O presidente Jair Bolsonaro surpreendeu na tarde deste dia 25 de junho, ao nomear Carlos Decotelli para o MEC como substituto de Abraham Weintraub. Decotelli, que será o primeiro ministro negro da gestão Bolsonaro, não estava entre os nomes cotados pelos analistas e nem entre os nomes que o governo ventilava. O próprio Bolsonaro já havia feito entrevistas com Renato Feder, secretário de educação do Paraná e Carlos Nadalim, secretário de alfabetização do MEC.
Apesar de ser desconhecido na área das políticas educacionais, Decotelli possuI um currículo acadêmico muito mais relevante que seus antecessores. Oficial da Reserva da Marinha, o novo ministro é bacharel em Ciências Econômicas pela Universidade do Estado do Rio de Janeiro (UERJ), mestre pela Fundação Getúlio Vargas, doutor pela Universidade de Rosário (Argentina) e pós-doutor pela Universidade de Wuppertal, na Alemanha.

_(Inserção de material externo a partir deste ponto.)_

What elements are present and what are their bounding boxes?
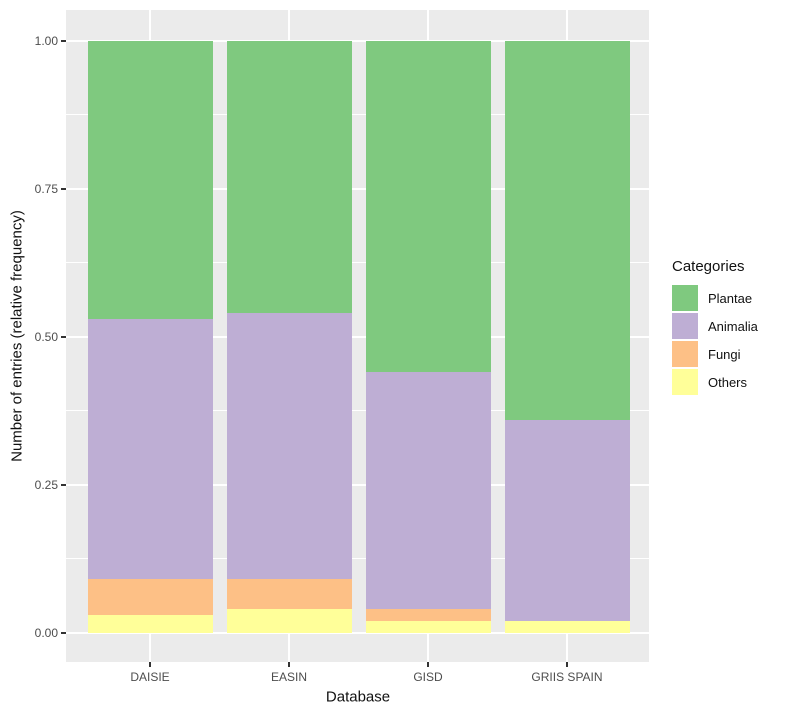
x-tick-mark <box>427 662 429 667</box>
gridline-minor <box>66 410 649 412</box>
x-tick-label-gisd: GISD <box>413 670 443 684</box>
bar-segment-gisd-plantae <box>365 40 491 373</box>
y-tick-label: 1.00 <box>34 33 58 48</box>
y-tick-mark <box>61 483 66 486</box>
legend-item-others: Others <box>672 369 786 395</box>
gridline-major <box>66 483 649 486</box>
x-axis-title: Database <box>325 688 391 706</box>
gridline-major <box>66 39 649 42</box>
bar-segment-gisd-animalia <box>365 372 491 610</box>
bar-segment-easin-fungi <box>226 579 352 609</box>
bar-segment-gisd-others <box>365 620 491 633</box>
bar-segment-daisie-plantae <box>87 40 213 319</box>
gridline-minor <box>66 262 649 264</box>
y-tick-mark <box>61 631 66 634</box>
legend-swatch-fungi <box>672 341 698 367</box>
x-tick-mark <box>149 662 151 667</box>
legend-label: Others <box>708 374 748 390</box>
x-tick-label-daisie: DAISIE <box>130 670 170 684</box>
x-tick-mark <box>288 662 290 667</box>
gridline-minor <box>66 114 649 116</box>
bar-segment-griis-spain-plantae <box>504 40 630 420</box>
bar-segment-daisie-animalia <box>87 318 213 580</box>
legend: Categories Plantae Animalia Fungi Others <box>672 258 786 397</box>
legend-items: Plantae Animalia Fungi Others <box>672 285 786 395</box>
legend-label: Animalia <box>708 318 758 334</box>
legend-item-plantae: Plantae <box>672 285 786 311</box>
legend-label: Plantae <box>708 290 753 306</box>
legend-swatch-plantae <box>672 285 698 311</box>
bar-segment-daisie-fungi <box>87 579 213 615</box>
gridline-minor <box>66 558 649 560</box>
x-tick-mark <box>566 662 568 667</box>
bar-segment-griis-spain-animalia <box>504 419 630 621</box>
y-tick-label: 0.75 <box>34 181 58 196</box>
legend-item-animalia: Animalia <box>672 313 786 339</box>
y-tick-mark <box>61 187 66 190</box>
gridline-major <box>66 631 649 634</box>
bar-segment-easin-others <box>226 609 352 633</box>
bar-segment-easin-plantae <box>226 40 352 313</box>
y-tick-mark <box>61 335 66 338</box>
bar-segment-griis-spain-others <box>504 620 630 633</box>
bar-segment-gisd-fungi <box>365 609 491 621</box>
y-tick-mark <box>61 39 66 42</box>
gridline-major <box>66 187 649 190</box>
gridline-major <box>66 335 649 338</box>
plot-panel <box>66 10 649 662</box>
legend-swatch-animalia <box>672 313 698 339</box>
y-tick-label: 0.00 <box>34 625 58 640</box>
bar-segment-daisie-others <box>87 614 213 633</box>
legend-title: Categories <box>672 258 745 275</box>
legend-label: Fungi <box>708 346 741 362</box>
legend-item-fungi: Fungi <box>672 341 786 367</box>
x-tick-label-griis-spain: GRIIS SPAIN <box>531 670 603 684</box>
y-tick-label: 0.50 <box>34 329 58 344</box>
x-tick-label-easin: EASIN <box>270 670 308 684</box>
legend-swatch-others <box>672 369 698 395</box>
y-tick-label: 0.25 <box>34 477 58 492</box>
bar-segment-easin-animalia <box>226 313 352 580</box>
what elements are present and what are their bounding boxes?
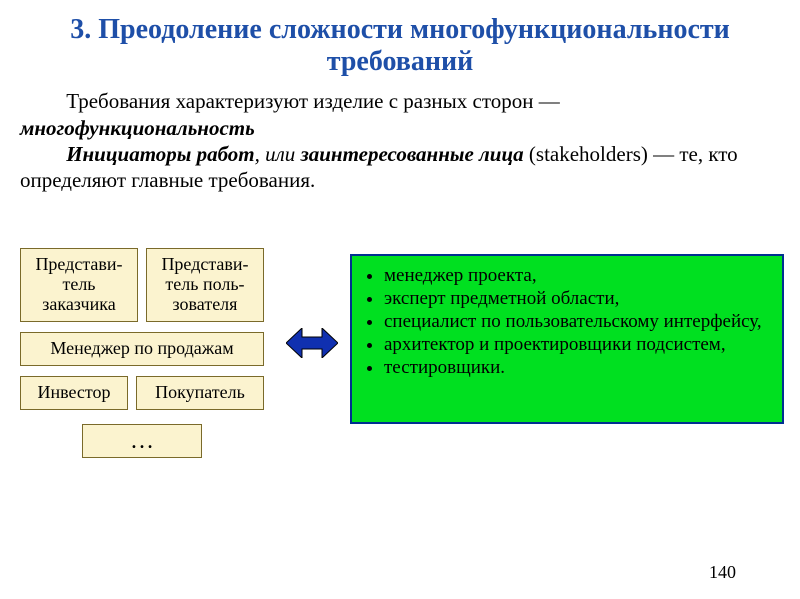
body-line-2-emph1: Инициаторы работ bbox=[66, 142, 254, 166]
double-arrow-icon bbox=[286, 328, 338, 358]
box-buyer: Покупатель bbox=[136, 376, 264, 410]
body-line-1: Требования характеризуют изделие с разны… bbox=[20, 88, 780, 141]
body-line-2-emph2: заинтересованные лица bbox=[301, 142, 524, 166]
roles-list: менеджер проекта,эксперт предметной обла… bbox=[362, 266, 776, 378]
roles-box: менеджер проекта,эксперт предметной обла… bbox=[350, 254, 784, 424]
body-text: Требования характеризуют изделие с разны… bbox=[0, 78, 800, 193]
slide: 3. Преодоление сложности многофункционал… bbox=[0, 0, 800, 599]
roles-item: менеджер проекта, bbox=[384, 266, 776, 287]
roles-item: тестировщики. bbox=[384, 358, 776, 379]
body-line-1-emph: многофункциональность bbox=[20, 116, 255, 140]
box-investor: Инвестор bbox=[20, 376, 128, 410]
roles-item: специалист по пользовательскому интерфей… bbox=[384, 312, 776, 333]
slide-title: 3. Преодоление сложности многофункционал… bbox=[0, 0, 800, 78]
body-line-2: Инициаторы работ, или заинтересованные л… bbox=[20, 141, 780, 194]
body-line-1-prefix: Требования характеризуют изделие с разны… bbox=[66, 89, 560, 113]
box-customer-rep: Представи- тель заказчика bbox=[20, 248, 138, 322]
roles-item: архитектор и проектировщики подсистем, bbox=[384, 335, 776, 356]
box-more: … bbox=[82, 424, 202, 458]
roles-item: эксперт предметной области, bbox=[384, 289, 776, 310]
box-user-rep: Представи- тель поль- зователя bbox=[146, 248, 264, 322]
page-number: 140 bbox=[709, 562, 736, 583]
body-line-2-mid: , или bbox=[255, 142, 301, 166]
box-sales-mgr: Менеджер по продажам bbox=[20, 332, 264, 366]
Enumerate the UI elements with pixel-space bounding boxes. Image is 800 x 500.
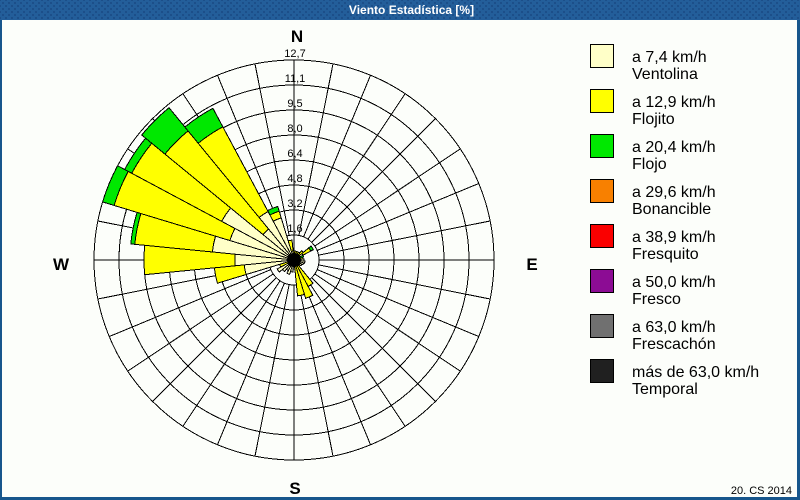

Segundo as informações disponíveis em seu Curriculum Lattes, o novo ministro possuI quatro livros publicados que versam sobre administração bancária, gestão de finanças internacionais, gestão do agronegócio, e matemática financeira, além de inúmeros artigos sobre riscos de mercado e mercados de capitais, entre outros.
Dado ao curriculum do atual ministro, muitos veículos de informação, e setores da direita têm se manifestado no sentido de ressaltar que o novo ministro é da “ala técnica” do governo e não possuí perfil ideológico. Agora a questão que devemos levantar em relação a isso é: algum setor no governo Bolsonaro não tem perfil ideológico? Os militares que, dia sim, dia não estão ameaçando as demais instituições, não expressam posição ideológica? Os ultraliberais capitaneados por Paulo Guedes não expressam também posição ideológica? Considerar apenas os “Olavistas” como a “ala ideológica” é desconsiderar que há um alinhamento entre militares, ultraliberais e “Olavistas” na construção do projeto fascista em curso no país.
Nesse sentido, olhando para o currículo do novo ministro, podemos ver que a boa imagem que a grande mídia tenta criar a seu respeito está diretamente ligada ao seu alinhamento à lógica de mercado. Tanto a sua formação acadêmica, quanto sua produção bibliográfica nos mostram que Decotelli fez carreira acadêmica a serviço do capital financeiro internacional, e portanto não deve romper essa trajetória à frente do MEC.
O novo ministro possui apenas duas breves experiências ligadas ao setor público, a primeira foi fazer parte da equipe de transição do governo Bolsonaro, e a segunda e mais expressiva foram os 8 meses à frente do Fundo Nacional de Desenvolvimento da Educação (FNDE), logo no começo do atual governo. O FNDE, na prática, é o banco do MEC, é através dele que são feitas transferências de recursos para estados e municípios. O FNDE também opera o Programa Dinheiro Direto na Escola (PDDE), que transfere recursos diretamente para escolas em todo o país, além de liberar recursos para as emendas parlamentares relacionadas à educação.
A gestão de Decotelli frente ao FNDE ficou marcada por ter uma licitação para compra de computadores educacionais no valor de três bilhões de reais suspensa pela Controladoria Geral da União. A licitação apresentava fortes indícios de fraude, dentre eles o número elevado de computadores que em algumas escolas chegaria a mais de 117 notebooks por aluno.
Se do ponto de vista humano dificilmente o MEC, ou qualquer outro ministério, será ocupado por um ser mais abjeto que Abraham Weintraub, do ponto de vista técnico Carlos Decotelli pode ser muito mais danoso às políticas educacionais brasileiras do que seu antecessor. O antigo ministro era um fascistoide preocupado em uma guerra ideológica contra a China, o “Comunismo”, o STF e o Congresso Nacional, o que lhe deixava sem nenhuma capacidade de implementações de políticas que necessitasse de articulação política. Já o novo ministro é um gestor a serviço do capital financeiro, seu foco é a implementação das políticas, por isso não perderá tempo com batalhas desnecessárias e que lhe atrapalhem no sentido de construir acordos que garantam a implementação de políticas que atendam os interesses do mercado.
Assim como vimos nos últimos tempos que, mesmo os setores da direita que se opõem a Bolsonaro exaltam a “capacidade técnica” de Paulo Guedes, muito provavelmente veremos esses setores fazendo as mesmas ressalvas ao novo ministro da educação, afinal a política de Guedes chegou ao MEC.
*Vinícius Prado é trabalhador da educação, historiador, mestre em educação pela Universidade Federal do Paraná e pesquisador na área de políticas educacionais.